½ cup (1 stick) unsalted butter, at room temperature
½ cup granulated sugar
1 tablespoon finely grated orange, lemon, or lime zest
1 large egg
1 teaspoon pure vanilla extract
½ teaspoon kosher salt
1¾ cups all-purpose flour, spooned and leveled, plus more for the work surface
decorating sugar (optional)
Sat fat 1g
How to Make It
Line 2 baking sheets with parchment. Using an electric mixer, beat the butter, granulated sugar, and zest on medium-high until light and fluffy, 2 to 3 minutes. Beat in the egg, then the vanilla and salt.

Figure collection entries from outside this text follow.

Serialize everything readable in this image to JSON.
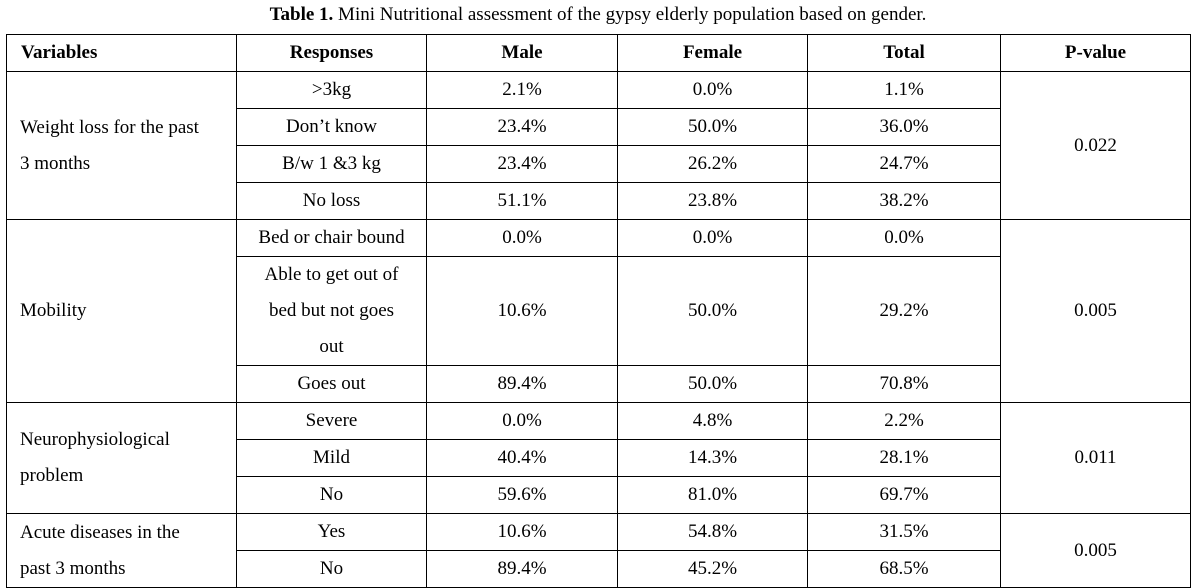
{
  "caption": {
    "label": "Table 1.",
    "text": " Mini Nutritional assessment of the gypsy elderly population based on gender."
  },
  "headers": {
    "variables": "Variables",
    "responses": "Responses",
    "male": "Male",
    "female": "Female",
    "total": "Total",
    "p_value": "P-value"
  },
  "groups": [
    {
      "variable": [
        "Weight loss for the past",
        "3 months"
      ],
      "p_value": "0.022",
      "rows": [
        {
          "response": ">3kg",
          "male": "2.1%",
          "female": "0.0%",
          "total": "1.1%"
        },
        {
          "response": "Don’t know",
          "male": "23.4%",
          "female": "50.0%",
          "total": "36.0%"
        },
        {
          "response": "B/w 1 &3 kg",
          "male": "23.4%",
          "female": "26.2%",
          "total": "24.7%"
        },
        {
          "response": "No loss",
          "male": "51.1%",
          "female": "23.8%",
          "total": "38.2%"
        }
      ]
    },
    {
      "variable": [
        "Mobility"
      ],
      "p_value": "0.005",
      "rows": [
        {
          "response": "Bed or chair bound",
          "male": "0.0%",
          "female": "0.0%",
          "total": "0.0%"
        },
        {
          "response": "Able to get out of bed but not goes out",
          "male": "10.6%",
          "female": "50.0%",
          "total": "29.2%"
        },
        {
          "response": "Goes out",
          "male": "89.4%",
          "female": "50.0%",
          "total": "70.8%"
        }
      ]
    },
    {
      "variable": [
        "Neurophysiological",
        "problem"
      ],
      "p_value": "0.011",
      "rows": [
        {
          "response": "Severe",
          "male": "0.0%",
          "female": "4.8%",
          "total": "2.2%"
        },
        {
          "response": "Mild",
          "male": "40.4%",
          "female": "14.3%",
          "total": "28.1%"
        },
        {
          "response": "No",
          "male": "59.6%",
          "female": "81.0%",
          "total": "69.7%"
        }
      ]
    },
    {
      "variable": [
        "Acute diseases in the",
        "past 3 months"
      ],
      "p_value": "0.005",
      "rows": [
        {
          "response": "Yes",
          "male": "10.6%",
          "female": "54.8%",
          "total": "31.5%"
        },
        {
          "response": "No",
          "male": "89.4%",
          "female": "45.2%",
          "total": "68.5%"
        }
      ]
    }
  ]
}
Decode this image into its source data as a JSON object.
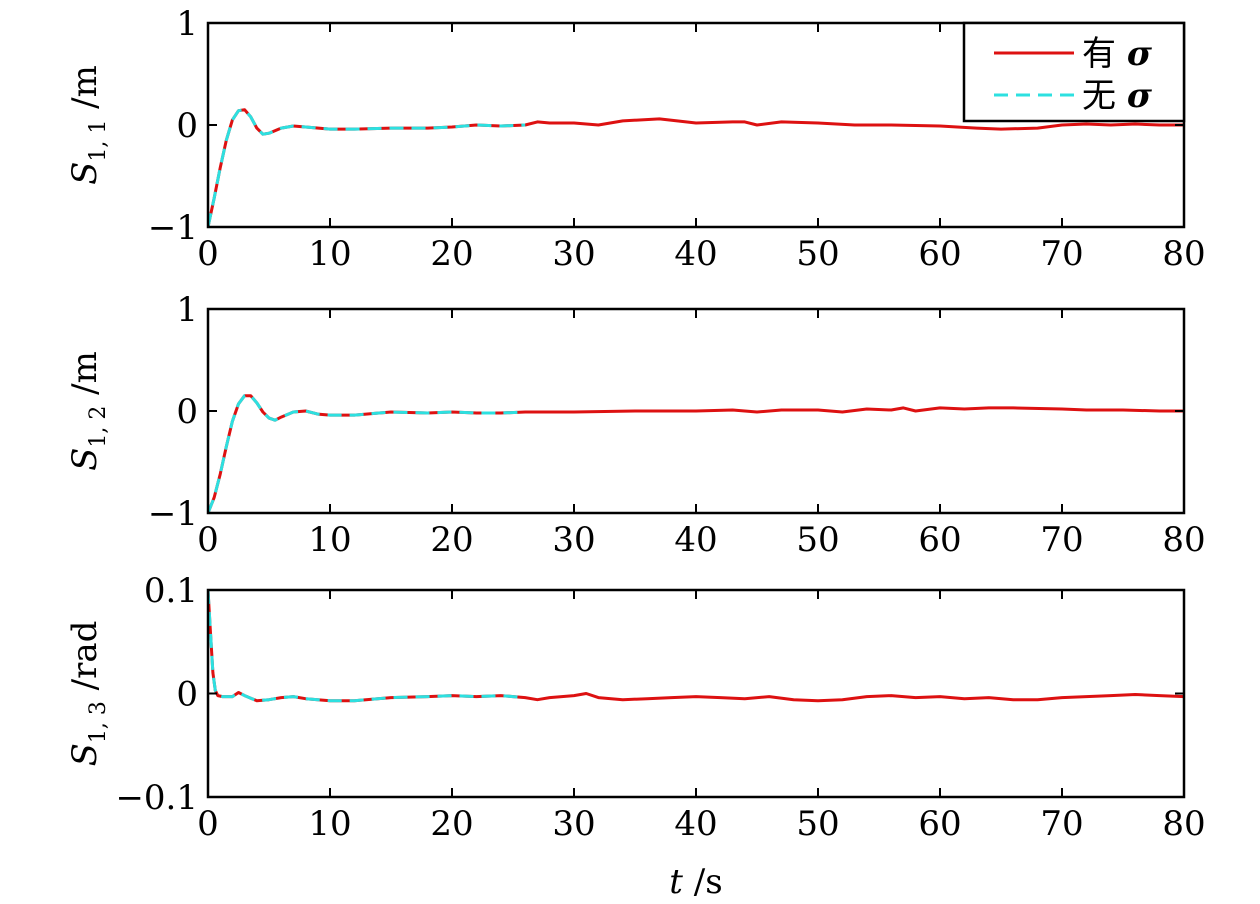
{
  "chart_data": [
    {
      "type": "line",
      "ylabel": {
        "main": "S",
        "sub": "1, 1",
        "unit": " /m"
      },
      "xlim": [
        0,
        80
      ],
      "ylim": [
        -1,
        1
      ],
      "xticks": [
        0,
        10,
        20,
        30,
        40,
        50,
        60,
        70,
        80
      ],
      "yticks": [
        -1,
        0,
        1
      ],
      "ytick_labels": [
        "−1",
        "0",
        "1"
      ],
      "legend": {
        "placement": "top-right"
      },
      "series": [
        {
          "name": "有 σ",
          "label_text": "有 ",
          "label_symbol": "σ",
          "color": "#dd1111",
          "style": "solid",
          "x": [
            0,
            0.5,
            1,
            1.5,
            2,
            2.5,
            3,
            3.5,
            4,
            4.5,
            5,
            6,
            7,
            8,
            10,
            12,
            15,
            18,
            20,
            22,
            24,
            26,
            27,
            28,
            30,
            32,
            34,
            37,
            40,
            43,
            44,
            45,
            47,
            50,
            53,
            56,
            60,
            63,
            65,
            68,
            70,
            72,
            74,
            76,
            78,
            80
          ],
          "y": [
            -1.0,
            -0.72,
            -0.42,
            -0.15,
            0.05,
            0.14,
            0.15,
            0.08,
            -0.03,
            -0.09,
            -0.08,
            -0.03,
            -0.01,
            -0.02,
            -0.04,
            -0.04,
            -0.03,
            -0.03,
            -0.02,
            0.0,
            -0.01,
            0.0,
            0.03,
            0.02,
            0.02,
            0.0,
            0.04,
            0.06,
            0.02,
            0.03,
            0.03,
            0.0,
            0.03,
            0.02,
            0.0,
            0.0,
            -0.01,
            -0.03,
            -0.04,
            -0.03,
            0.0,
            0.01,
            0.0,
            0.01,
            0.0,
            0.0
          ]
        },
        {
          "name": "无 σ",
          "label_text": "无 ",
          "label_symbol": "σ",
          "color": "#2de0e0",
          "style": "dashed",
          "x": [
            0,
            0.5,
            1,
            1.5,
            2,
            2.5,
            3,
            3.5,
            4,
            4.5,
            5,
            6,
            7,
            8,
            10,
            12,
            15,
            18,
            20,
            22,
            24,
            26
          ],
          "y": [
            -1.0,
            -0.72,
            -0.42,
            -0.15,
            0.05,
            0.14,
            0.15,
            0.08,
            -0.03,
            -0.09,
            -0.08,
            -0.03,
            -0.01,
            -0.02,
            -0.04,
            -0.04,
            -0.03,
            -0.03,
            -0.02,
            0.0,
            -0.01,
            0.0
          ]
        }
      ]
    },
    {
      "type": "line",
      "ylabel": {
        "main": "S",
        "sub": "1, 2",
        "unit": " /m"
      },
      "xlim": [
        0,
        80
      ],
      "ylim": [
        -1,
        1
      ],
      "xticks": [
        0,
        10,
        20,
        30,
        40,
        50,
        60,
        70,
        80
      ],
      "yticks": [
        -1,
        0,
        1
      ],
      "ytick_labels": [
        "−1",
        "0",
        "1"
      ],
      "series": [
        {
          "name": "有 σ",
          "color": "#dd1111",
          "style": "solid",
          "x": [
            0,
            0.5,
            1,
            1.5,
            2,
            2.5,
            3,
            3.5,
            4,
            4.5,
            5,
            5.5,
            6,
            7,
            8,
            9,
            10,
            12,
            15,
            18,
            20,
            22,
            24,
            26,
            28,
            30,
            35,
            40,
            43,
            45,
            47,
            50,
            52,
            54,
            56,
            57,
            58,
            60,
            62,
            64,
            66,
            70,
            72,
            75,
            78,
            80
          ],
          "y": [
            -1.0,
            -0.85,
            -0.62,
            -0.35,
            -0.1,
            0.07,
            0.15,
            0.15,
            0.08,
            -0.01,
            -0.07,
            -0.09,
            -0.06,
            -0.01,
            0.0,
            -0.03,
            -0.04,
            -0.04,
            -0.01,
            -0.02,
            -0.01,
            -0.02,
            -0.02,
            -0.01,
            -0.01,
            -0.01,
            0.0,
            0.0,
            0.01,
            -0.01,
            0.01,
            0.01,
            -0.01,
            0.02,
            0.01,
            0.03,
            0.0,
            0.03,
            0.02,
            0.03,
            0.03,
            0.02,
            0.01,
            0.01,
            0.0,
            0.0
          ]
        },
        {
          "name": "无 σ",
          "color": "#2de0e0",
          "style": "dashed",
          "x": [
            0,
            0.5,
            1,
            1.5,
            2,
            2.5,
            3,
            3.5,
            4,
            4.5,
            5,
            5.5,
            6,
            7,
            8,
            9,
            10,
            12,
            15,
            18,
            20,
            22,
            24,
            26
          ],
          "y": [
            -1.0,
            -0.85,
            -0.62,
            -0.35,
            -0.1,
            0.07,
            0.15,
            0.15,
            0.08,
            -0.01,
            -0.07,
            -0.09,
            -0.06,
            -0.01,
            0.0,
            -0.03,
            -0.04,
            -0.04,
            -0.01,
            -0.02,
            -0.01,
            -0.02,
            -0.02,
            -0.01
          ]
        }
      ]
    },
    {
      "type": "line",
      "ylabel": {
        "main": "S",
        "sub": "1, 3",
        "unit": " /rad"
      },
      "xlabel": {
        "main": "t",
        "unit": " /s"
      },
      "xlim": [
        0,
        80
      ],
      "ylim": [
        -0.1,
        0.1
      ],
      "xticks": [
        0,
        10,
        20,
        30,
        40,
        50,
        60,
        70,
        80
      ],
      "yticks": [
        -0.1,
        0,
        0.1
      ],
      "ytick_labels": [
        "−0.1",
        "0",
        "0.1"
      ],
      "series": [
        {
          "name": "有 σ",
          "color": "#dd1111",
          "style": "solid",
          "x": [
            0,
            0.2,
            0.4,
            0.6,
            0.8,
            1.2,
            2,
            2.5,
            3,
            4,
            5,
            6,
            7,
            8,
            10,
            12,
            15,
            18,
            20,
            22,
            24,
            26,
            27,
            28,
            30,
            31,
            32,
            34,
            36,
            38,
            40,
            42,
            44,
            46,
            48,
            50,
            52,
            54,
            56,
            58,
            60,
            62,
            64,
            66,
            68,
            70,
            72,
            74,
            76,
            78,
            80
          ],
          "y": [
            0.1,
            0.06,
            0.02,
            0.003,
            -0.002,
            -0.003,
            -0.003,
            0.001,
            -0.002,
            -0.007,
            -0.006,
            -0.004,
            -0.003,
            -0.005,
            -0.007,
            -0.007,
            -0.004,
            -0.003,
            -0.002,
            -0.003,
            -0.002,
            -0.004,
            -0.006,
            -0.004,
            -0.002,
            0.0,
            -0.004,
            -0.006,
            -0.005,
            -0.004,
            -0.003,
            -0.004,
            -0.005,
            -0.003,
            -0.006,
            -0.007,
            -0.006,
            -0.003,
            -0.002,
            -0.004,
            -0.003,
            -0.005,
            -0.004,
            -0.006,
            -0.006,
            -0.004,
            -0.003,
            -0.002,
            -0.001,
            -0.002,
            -0.003
          ]
        },
        {
          "name": "无 σ",
          "color": "#2de0e0",
          "style": "dashed",
          "x": [
            0,
            0.2,
            0.4,
            0.6,
            0.8,
            1.2,
            2,
            2.5,
            3,
            4,
            5,
            6,
            7,
            8,
            10,
            12,
            15,
            18,
            20,
            22,
            24,
            26
          ],
          "y": [
            0.1,
            0.06,
            0.02,
            0.003,
            -0.002,
            -0.003,
            -0.003,
            0.001,
            -0.002,
            -0.007,
            -0.006,
            -0.004,
            -0.003,
            -0.005,
            -0.007,
            -0.007,
            -0.004,
            -0.003,
            -0.002,
            -0.003,
            -0.002,
            -0.004
          ]
        }
      ]
    }
  ]
}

Reduce mixer speed to low and gradually add the flour, mixing until just combined (do not overmix). Shape into a 1-inch-thick disk, wrap in plastic wrap, and refrigerate for at least 2 hours and up to 3 days.
Heat oven to 350° F. On a floured surface, roll the dough ¼ inch thick. Using lightly floured 2- to 3-inch cookie cutters, cut the dough into shapes, flouring the cutters and rerolling the scraps as necessary. Place the cookies 1 inch apart on the prepared baking sheets. Sprinkle with decorating sugar, if using.
Bake the cookies, rotating the baking sheets halfway through, until the edges just begin to brown, 12 to 15 minutes. Let cool slightly on the baking sheets, then transfer to a wire rack to cool completely.